Representation and transmission of scheduling information in multi-user OFDM systems
This topic refers to the study of radio resource efficient schemes for transmission of multi-user scheduling information in OFDM systems. The conveying of user scheduling information is vital for high throughput operation of many modern wireless OFDM access systems (e.g. 3G Long Term Evolution, WiMAX), since it allows for exploitation of multi-user diversity. However, the transmission of scheduling information to the different users competes with payload data for channel resources. The amount of scheduling data is highly dependent of the scheduling method used, both in respect to scheduling granularity and basic modus operandi. The goal of the scheduler is typically - given some secondary constraint e.g. fairness among users - to utilize muklti-user diversity to maximize system throughput. The gain from this approach must of course be set in constrast to the increased overhead caused by the control signaling of potentially intricate and information heavy scheduling desicsions over the time/frequency domain. This research topic aims at studying the fundamental limitations of this problem [1], as well as suggesting practical guidelines and solutions for the joint design of scheduling methods and scheduling transmission principles.- [1] J. Eriksson, R. Moosavi, E. G. Larsson, N. Wiberg, P. Frenger and F. Gunnarsson, "On Coding of Scheduling Information in OFDM", in Proc. of IEEE VTC, Apr. 2009.

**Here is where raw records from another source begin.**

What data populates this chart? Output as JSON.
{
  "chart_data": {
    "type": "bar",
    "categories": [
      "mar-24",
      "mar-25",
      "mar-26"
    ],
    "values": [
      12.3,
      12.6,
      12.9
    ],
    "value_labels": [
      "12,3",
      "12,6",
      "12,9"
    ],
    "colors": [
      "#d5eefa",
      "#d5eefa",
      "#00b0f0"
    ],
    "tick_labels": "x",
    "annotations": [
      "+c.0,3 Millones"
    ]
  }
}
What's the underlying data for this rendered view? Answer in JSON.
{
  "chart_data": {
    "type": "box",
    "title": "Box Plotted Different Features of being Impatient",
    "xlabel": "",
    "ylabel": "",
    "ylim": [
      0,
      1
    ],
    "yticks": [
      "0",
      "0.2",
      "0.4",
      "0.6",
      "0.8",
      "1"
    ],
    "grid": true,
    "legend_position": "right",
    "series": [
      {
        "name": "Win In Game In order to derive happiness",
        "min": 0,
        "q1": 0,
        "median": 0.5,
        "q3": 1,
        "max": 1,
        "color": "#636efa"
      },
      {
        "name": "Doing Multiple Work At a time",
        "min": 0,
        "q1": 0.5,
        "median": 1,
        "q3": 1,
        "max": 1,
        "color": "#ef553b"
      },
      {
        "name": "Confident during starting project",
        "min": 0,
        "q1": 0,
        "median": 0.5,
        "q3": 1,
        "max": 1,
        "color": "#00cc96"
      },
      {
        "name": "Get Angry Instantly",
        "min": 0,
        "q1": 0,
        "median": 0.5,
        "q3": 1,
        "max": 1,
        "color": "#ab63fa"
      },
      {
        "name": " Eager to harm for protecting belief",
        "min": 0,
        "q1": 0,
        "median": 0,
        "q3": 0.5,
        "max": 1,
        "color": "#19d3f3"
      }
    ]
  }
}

Signal processing for communications
Signal processing is one of the core functions of a communications receiver. Our work deals with all aspects of optimum detection, multuser detection, interference suppression, channel estimation, and pilot design.Coding theory; effective algorithms for list decoding
List decoding of error-correcting block codes is a generalization of the normal unique decoding scheme employed for such codes. It has the attractive advantage that it enables utilization of more of the true error correcting capabilities of the code. The basic idea is a decoder which given a received word, produces as output a list of all codewords within a given Hamming radius from the received word. The interesting case is when this radius is chosen larger than half the minimum distance of the code thus enabling recovery from high weight error patterns. The concept of list decoding was conceived as early as in the 1950's by P. Elias and independently by J. M. Wozencraft, but was not really considered for practical applications since the construction of efficient algorithms for performing the list decoding proved to be a hard task. However, in 1998 an efficient algorithm for list decoding of the much used Reed-Solomon codes was presented by M. Sudan, and met with great excitement by the coding theoretic community. Refining the Sudan algorithm and extending its basic ideas to other codes and decoding schemes has since its introduction been the subject of considerable research interest. The refinement efforts strives towards lowering the computational complexity of the algorithm further, although it is efficient by nature. One way of attacking this problem is to impose restrictions on the list size which reduces the complexity, but also limits the performance. The first natural relaxation of the normal, unique decoding strategy is to use a list decoder with an allowed list size of two. We have in our work [1,2] studied the performance of list decoding schemes under these strict limitations.- [1] Jonas Eriksson. "Aspects of List-of-Two Decoding". PhD thesis, Department of Electrical Engineering, Linköpings Universitet, 2006.
- [2] Jonas Eriksson. "A weight-Based Characterization of the Set of Correctable Error patterns Under List-of-2 Decoding". Advances in Mathematics of Communications (AMC), 1(3):331-356, Aug. 2007.